Но пока он наводил револьвер, Иван, как лев, ринулся на зверя, толкнул его в грудь и повалил наземь. Затем, окинув взглядом ошеломленных жандармов, схватил одну из винтовок, спокойно вышел в открытую дверь и потонул в темноте. В кузнице мы его больше не видели, но слышали о нем, когда в Злом долу пошел под откос целый немецкий поезд, груженный орудиями, когда поднялись села.

Один за другим молодые парни уходили в горы. Мы думали, что партизаны скрываются где-то за тридевять земель, а оказалось, что они были рядом, в Гайдуцком долу. Под этим самым явором, который мы сейчас срубили, у них была выкопана землянка. Кирджалия ревел как бесноватый. На другой день избил меня в участке. Сломал мне левую ключицу. Много народу перебил он в ту пору…

Когда Иван спустился с гор, мы решили выбрать его в сельские старосты, но он не захотел.

— Не по мне это дело, — сказал он, — мне дай подковы ковать, точить лемеха, серпы клепать! Теперь наша земля будет родить хлеб только для трудового народа. И кузнецы нужны, чтобы ковать новый мир. А дед Неделчо смастерит мне новую скрипку с ясным голосом. Та, старая, была на плаксивую женщину похожа.

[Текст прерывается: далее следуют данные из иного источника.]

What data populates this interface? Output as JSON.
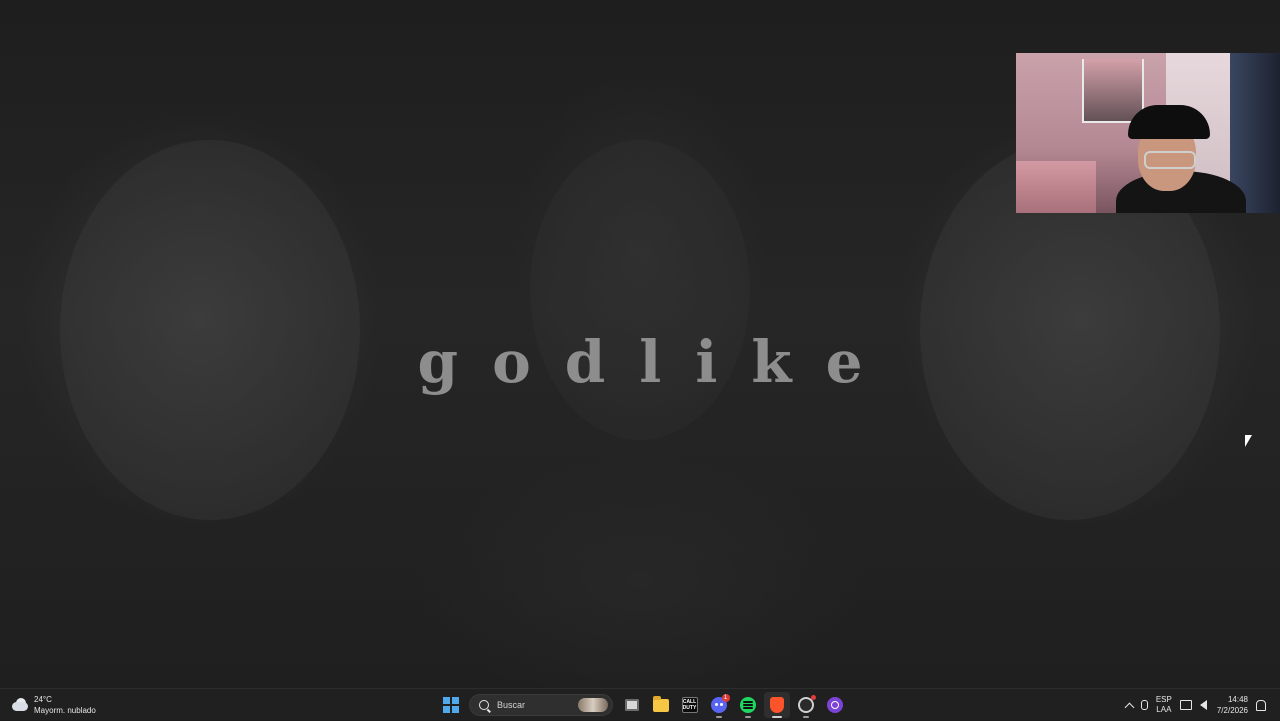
{
  "wallpaper": {
    "wordmark": "godlike"
  },
  "webcam": {
    "label": "webcam overlay"
  },
  "taskbar": {
    "weather": {
      "temperature": "24°C",
      "description": "Mayorm. nublado",
      "icon": "cloudy-icon"
    },
    "search": {
      "placeholder": "Buscar"
    },
    "pinned_apps": [
      {
        "name": "start",
        "icon": "windows-logo-icon"
      },
      {
        "name": "task-view",
        "icon": "task-view-icon"
      },
      {
        "name": "file-explorer",
        "icon": "folder-icon"
      },
      {
        "name": "call-of-duty",
        "icon": "game-icon",
        "label": "CALL DUTY"
      },
      {
        "name": "discord",
        "icon": "discord-icon",
        "badge": "1"
      },
      {
        "name": "spotify",
        "icon": "spotify-icon"
      },
      {
        "name": "brave",
        "icon": "brave-icon"
      },
      {
        "name": "obs",
        "icon": "obs-icon"
      },
      {
        "name": "app",
        "icon": "ring-app-icon"
      }
    ],
    "tray": {
      "language_top": "ESP",
      "language_bottom": "LAA",
      "time": "14:48",
      "date": "7/2/2026"
    }
  },
  "colors": {
    "taskbar_bg": "#202020",
    "accent": "#4fa9ec",
    "wordmark": "#8d8d8d"
  }
}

Я сделаю скрипку. У нее будет волшебный голос. Иван станет на ней играть и воспевать юношей, павших в балканских ущельях за свободу народную, юношей, чьи тела растаскали по скалам орлы. Иван Черный сложит новую песню о тех славных людях, что закладывают основы святой народной республики, о тех, кто прокладывает в горах дороги и тоннели, строит плотины и водохранилища, чтобы в засуху влаги хватало для последнего корешочка и чтоб вся земля была залита электрическим светом. Заиграет моя скрипка мастерам, которые строят мосты и дороги, тем, кто запахивает межи и дружно работает на общей земле, тем, кто ткет ткани, добывает уголь, пишет книги о новом человеке. Кузнец Иван ждет меня.

— В тот вечер, когда я разбил кремонку, я поклялся не браться за смычок, пока не настанет светлый день. Сейчас рука моя истосковалась по смычку. Дед Неделчо, начинай!.. Душа моя словно бочонок, в котором бродит молодое вино.

Так говорит мне Иван. Как только дерево высохнет, сделаю из него скрипку, каких доселе не делывал. Для нашего Ивана Черного…

Мастер Неделчо взглянул на меня. Глаза его сияли.


Перевод С. Займовского.

Загрузка...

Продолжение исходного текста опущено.